Handboek

Aanplanten wilgen

Van de meeste wilgensoorten kunnen de takken (slieten, tenen of staken) worden geplant en uitgroeien tot een nieuwe wilgenboom of knotwilg. De meestgebruikte soort is de schietwilg.
Kies een gezonde rechte tak van ca. 3 meter lang en ca. 7 cm doorsnee. Haal de zijtakken er af en laat een paar takjes aan de top zitten. Zaag aan de onderkant een schuine punt. Boor met een grondboor van 8 of 10 cm doorsnee een gat van een meter. Duw de tak een meter de grond in. (Linker afbeelding)

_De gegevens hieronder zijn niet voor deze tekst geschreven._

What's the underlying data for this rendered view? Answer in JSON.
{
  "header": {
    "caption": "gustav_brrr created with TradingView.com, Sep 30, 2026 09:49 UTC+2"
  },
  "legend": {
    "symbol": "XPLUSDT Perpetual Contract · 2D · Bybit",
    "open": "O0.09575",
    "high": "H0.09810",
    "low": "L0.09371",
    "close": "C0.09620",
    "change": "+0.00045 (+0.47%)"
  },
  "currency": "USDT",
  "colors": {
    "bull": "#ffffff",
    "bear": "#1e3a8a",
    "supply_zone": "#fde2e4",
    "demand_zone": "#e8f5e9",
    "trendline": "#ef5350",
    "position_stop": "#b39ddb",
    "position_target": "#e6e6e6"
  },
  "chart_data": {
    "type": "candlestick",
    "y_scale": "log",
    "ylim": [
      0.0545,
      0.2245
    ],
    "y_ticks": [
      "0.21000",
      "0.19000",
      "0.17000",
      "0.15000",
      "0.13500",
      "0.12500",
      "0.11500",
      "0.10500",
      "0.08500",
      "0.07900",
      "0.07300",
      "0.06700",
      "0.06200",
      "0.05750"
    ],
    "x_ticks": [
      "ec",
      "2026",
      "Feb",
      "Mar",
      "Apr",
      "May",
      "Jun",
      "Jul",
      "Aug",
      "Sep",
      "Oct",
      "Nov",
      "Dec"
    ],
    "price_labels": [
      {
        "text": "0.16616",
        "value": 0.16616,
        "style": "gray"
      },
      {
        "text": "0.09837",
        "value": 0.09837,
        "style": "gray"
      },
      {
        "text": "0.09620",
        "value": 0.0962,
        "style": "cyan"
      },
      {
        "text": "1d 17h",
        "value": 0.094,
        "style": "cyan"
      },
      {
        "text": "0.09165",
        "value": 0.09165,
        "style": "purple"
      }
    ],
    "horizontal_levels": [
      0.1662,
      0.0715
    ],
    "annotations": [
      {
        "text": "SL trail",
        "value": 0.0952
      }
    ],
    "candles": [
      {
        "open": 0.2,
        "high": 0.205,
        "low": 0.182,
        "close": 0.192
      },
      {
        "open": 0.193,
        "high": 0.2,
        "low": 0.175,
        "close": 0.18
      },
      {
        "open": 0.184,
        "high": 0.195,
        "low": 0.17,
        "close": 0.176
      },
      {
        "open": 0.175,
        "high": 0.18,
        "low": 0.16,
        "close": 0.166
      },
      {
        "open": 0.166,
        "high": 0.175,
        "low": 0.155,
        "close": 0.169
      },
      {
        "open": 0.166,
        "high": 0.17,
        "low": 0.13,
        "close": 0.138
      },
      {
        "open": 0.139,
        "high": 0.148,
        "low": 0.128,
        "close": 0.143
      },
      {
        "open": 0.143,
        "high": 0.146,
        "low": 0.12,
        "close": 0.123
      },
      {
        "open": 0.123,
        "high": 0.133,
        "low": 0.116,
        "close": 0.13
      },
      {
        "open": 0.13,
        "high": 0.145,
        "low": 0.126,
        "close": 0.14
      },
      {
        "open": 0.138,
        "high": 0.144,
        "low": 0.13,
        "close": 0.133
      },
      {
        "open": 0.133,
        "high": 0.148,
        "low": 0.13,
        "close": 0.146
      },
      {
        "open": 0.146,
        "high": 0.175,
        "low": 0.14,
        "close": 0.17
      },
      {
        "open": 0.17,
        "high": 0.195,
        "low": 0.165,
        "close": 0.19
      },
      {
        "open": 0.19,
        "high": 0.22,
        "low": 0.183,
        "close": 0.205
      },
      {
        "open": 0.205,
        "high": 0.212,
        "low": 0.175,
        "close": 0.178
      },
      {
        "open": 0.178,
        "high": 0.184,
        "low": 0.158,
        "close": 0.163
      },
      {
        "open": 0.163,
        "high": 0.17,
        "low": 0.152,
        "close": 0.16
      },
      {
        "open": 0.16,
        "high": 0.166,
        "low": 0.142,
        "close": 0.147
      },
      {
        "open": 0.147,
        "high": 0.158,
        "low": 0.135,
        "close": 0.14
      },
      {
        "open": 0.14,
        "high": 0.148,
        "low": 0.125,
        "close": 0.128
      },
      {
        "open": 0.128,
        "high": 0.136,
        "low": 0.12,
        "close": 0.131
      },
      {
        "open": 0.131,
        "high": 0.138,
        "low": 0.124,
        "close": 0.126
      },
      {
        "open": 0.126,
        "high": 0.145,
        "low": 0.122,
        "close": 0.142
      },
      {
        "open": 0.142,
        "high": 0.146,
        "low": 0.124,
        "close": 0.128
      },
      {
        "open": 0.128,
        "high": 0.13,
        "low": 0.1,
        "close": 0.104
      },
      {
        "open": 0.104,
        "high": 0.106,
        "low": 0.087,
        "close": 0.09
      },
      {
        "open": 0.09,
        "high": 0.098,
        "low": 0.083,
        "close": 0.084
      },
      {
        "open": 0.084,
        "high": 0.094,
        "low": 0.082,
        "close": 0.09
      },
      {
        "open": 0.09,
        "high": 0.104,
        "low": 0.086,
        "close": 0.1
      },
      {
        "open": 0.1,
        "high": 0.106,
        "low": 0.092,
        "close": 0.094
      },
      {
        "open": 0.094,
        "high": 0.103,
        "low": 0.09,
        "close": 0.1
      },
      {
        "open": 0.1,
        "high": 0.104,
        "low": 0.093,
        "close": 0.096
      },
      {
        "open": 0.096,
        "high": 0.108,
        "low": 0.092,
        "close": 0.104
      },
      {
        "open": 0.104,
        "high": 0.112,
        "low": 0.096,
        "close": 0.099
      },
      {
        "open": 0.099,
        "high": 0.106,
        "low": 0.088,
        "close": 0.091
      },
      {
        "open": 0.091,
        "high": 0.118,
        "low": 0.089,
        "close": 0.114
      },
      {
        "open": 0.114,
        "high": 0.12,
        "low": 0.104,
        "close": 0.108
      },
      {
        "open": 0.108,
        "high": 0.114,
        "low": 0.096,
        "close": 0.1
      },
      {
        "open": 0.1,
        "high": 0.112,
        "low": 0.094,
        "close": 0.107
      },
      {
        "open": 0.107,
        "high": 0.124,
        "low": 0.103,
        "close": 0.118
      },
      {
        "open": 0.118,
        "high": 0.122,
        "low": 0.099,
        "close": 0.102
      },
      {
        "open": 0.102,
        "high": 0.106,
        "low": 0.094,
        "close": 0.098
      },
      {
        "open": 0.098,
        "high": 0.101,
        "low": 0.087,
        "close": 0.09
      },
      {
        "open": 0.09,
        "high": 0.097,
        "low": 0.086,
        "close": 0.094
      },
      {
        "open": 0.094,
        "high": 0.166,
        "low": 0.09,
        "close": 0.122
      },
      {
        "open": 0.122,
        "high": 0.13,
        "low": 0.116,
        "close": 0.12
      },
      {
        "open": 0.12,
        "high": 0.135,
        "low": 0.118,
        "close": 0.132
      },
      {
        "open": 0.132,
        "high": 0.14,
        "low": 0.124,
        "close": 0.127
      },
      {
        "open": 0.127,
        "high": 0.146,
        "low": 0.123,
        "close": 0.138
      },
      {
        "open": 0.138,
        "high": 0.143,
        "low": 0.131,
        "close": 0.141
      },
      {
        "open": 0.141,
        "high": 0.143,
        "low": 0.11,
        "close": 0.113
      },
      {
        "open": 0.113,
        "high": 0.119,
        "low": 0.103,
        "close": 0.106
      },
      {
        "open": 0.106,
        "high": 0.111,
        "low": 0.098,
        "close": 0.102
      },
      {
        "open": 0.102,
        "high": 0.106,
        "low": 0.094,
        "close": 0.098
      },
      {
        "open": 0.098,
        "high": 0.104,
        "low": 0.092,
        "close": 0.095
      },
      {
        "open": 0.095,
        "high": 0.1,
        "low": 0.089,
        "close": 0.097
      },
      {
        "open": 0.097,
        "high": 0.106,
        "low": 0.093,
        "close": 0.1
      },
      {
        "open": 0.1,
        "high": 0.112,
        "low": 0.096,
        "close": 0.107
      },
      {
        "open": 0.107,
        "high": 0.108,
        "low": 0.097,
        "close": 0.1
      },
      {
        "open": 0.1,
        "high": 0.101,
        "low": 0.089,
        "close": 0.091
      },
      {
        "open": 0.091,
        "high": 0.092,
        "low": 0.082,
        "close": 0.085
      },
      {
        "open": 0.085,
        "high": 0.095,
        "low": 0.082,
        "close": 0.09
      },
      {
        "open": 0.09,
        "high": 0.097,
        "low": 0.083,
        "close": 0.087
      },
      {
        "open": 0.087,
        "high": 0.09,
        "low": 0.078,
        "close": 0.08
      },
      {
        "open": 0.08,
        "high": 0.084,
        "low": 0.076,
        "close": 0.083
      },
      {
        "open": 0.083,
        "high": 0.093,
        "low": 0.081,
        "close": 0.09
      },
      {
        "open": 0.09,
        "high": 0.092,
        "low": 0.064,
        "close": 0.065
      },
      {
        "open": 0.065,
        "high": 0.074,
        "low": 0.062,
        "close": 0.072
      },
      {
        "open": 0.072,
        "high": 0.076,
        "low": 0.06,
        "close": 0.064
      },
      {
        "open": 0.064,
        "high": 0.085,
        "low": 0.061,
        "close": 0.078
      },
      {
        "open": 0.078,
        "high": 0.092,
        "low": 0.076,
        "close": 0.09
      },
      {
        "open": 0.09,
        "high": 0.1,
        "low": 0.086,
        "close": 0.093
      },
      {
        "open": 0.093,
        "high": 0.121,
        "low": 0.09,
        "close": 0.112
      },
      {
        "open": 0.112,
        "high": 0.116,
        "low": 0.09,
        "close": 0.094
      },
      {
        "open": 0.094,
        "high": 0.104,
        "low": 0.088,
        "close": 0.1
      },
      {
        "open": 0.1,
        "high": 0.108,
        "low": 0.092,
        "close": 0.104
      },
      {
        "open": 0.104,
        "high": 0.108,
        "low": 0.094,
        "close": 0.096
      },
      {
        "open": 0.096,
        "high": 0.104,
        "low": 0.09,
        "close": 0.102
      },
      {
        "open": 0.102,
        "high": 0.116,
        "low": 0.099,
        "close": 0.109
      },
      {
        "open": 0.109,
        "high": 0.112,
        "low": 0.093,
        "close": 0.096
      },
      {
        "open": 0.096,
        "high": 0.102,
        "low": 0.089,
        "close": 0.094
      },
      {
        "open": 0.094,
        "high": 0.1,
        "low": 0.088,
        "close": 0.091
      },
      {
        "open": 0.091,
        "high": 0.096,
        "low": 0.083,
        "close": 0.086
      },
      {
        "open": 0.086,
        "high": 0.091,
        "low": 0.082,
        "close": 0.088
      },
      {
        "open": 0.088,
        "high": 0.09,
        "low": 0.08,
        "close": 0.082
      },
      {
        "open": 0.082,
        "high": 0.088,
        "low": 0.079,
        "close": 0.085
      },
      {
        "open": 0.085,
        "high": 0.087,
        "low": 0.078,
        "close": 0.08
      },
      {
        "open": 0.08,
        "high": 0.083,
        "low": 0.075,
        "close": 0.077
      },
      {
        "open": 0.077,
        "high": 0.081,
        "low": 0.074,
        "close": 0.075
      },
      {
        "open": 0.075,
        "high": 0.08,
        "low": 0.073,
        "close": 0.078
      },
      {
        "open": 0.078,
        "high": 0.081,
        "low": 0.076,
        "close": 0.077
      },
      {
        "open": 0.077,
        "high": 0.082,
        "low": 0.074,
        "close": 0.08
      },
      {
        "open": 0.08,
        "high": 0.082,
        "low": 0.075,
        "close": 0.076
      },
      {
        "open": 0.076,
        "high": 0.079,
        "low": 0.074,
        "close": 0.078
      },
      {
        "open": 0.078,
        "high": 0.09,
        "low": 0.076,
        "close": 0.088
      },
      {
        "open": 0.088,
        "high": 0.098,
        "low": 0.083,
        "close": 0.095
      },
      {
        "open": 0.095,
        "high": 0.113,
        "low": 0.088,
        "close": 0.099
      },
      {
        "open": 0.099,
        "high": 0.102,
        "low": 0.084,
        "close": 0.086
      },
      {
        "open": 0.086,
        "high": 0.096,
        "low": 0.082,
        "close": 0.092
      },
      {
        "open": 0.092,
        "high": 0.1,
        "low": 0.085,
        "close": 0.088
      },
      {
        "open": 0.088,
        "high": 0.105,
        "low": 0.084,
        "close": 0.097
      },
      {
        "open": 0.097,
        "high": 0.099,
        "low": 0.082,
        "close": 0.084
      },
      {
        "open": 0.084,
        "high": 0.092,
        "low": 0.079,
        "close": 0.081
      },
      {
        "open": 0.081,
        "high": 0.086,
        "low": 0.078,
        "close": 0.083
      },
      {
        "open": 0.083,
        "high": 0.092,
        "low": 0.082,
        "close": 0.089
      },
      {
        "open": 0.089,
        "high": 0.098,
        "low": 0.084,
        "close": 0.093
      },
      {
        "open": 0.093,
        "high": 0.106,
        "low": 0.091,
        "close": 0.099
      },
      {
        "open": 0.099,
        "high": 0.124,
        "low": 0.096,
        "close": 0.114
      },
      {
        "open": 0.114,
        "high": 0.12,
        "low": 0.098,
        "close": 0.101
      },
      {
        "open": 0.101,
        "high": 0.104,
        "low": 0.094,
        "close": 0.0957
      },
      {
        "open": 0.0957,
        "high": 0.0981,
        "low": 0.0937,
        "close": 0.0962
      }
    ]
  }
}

Voor een knotwilg kan de tak na 2 jaar op de gewenste hoogte worden afgezaagd. Verwijder het eerste groeisezoen eventueel de zijtakje op de ‘stam’. (Middelste afbeelding).

Na ca. 4 – 6 jaar kan de wilg voor de eerste keer worden geknot. Zaag eerst een stukje in aan de onderkant en zaag daarna vanaf de bovenkant de tak er af. Laat een stukje van de tak zitten dat ongeveer zo lang is als de diameter van de tak. (Rechter afbeelding).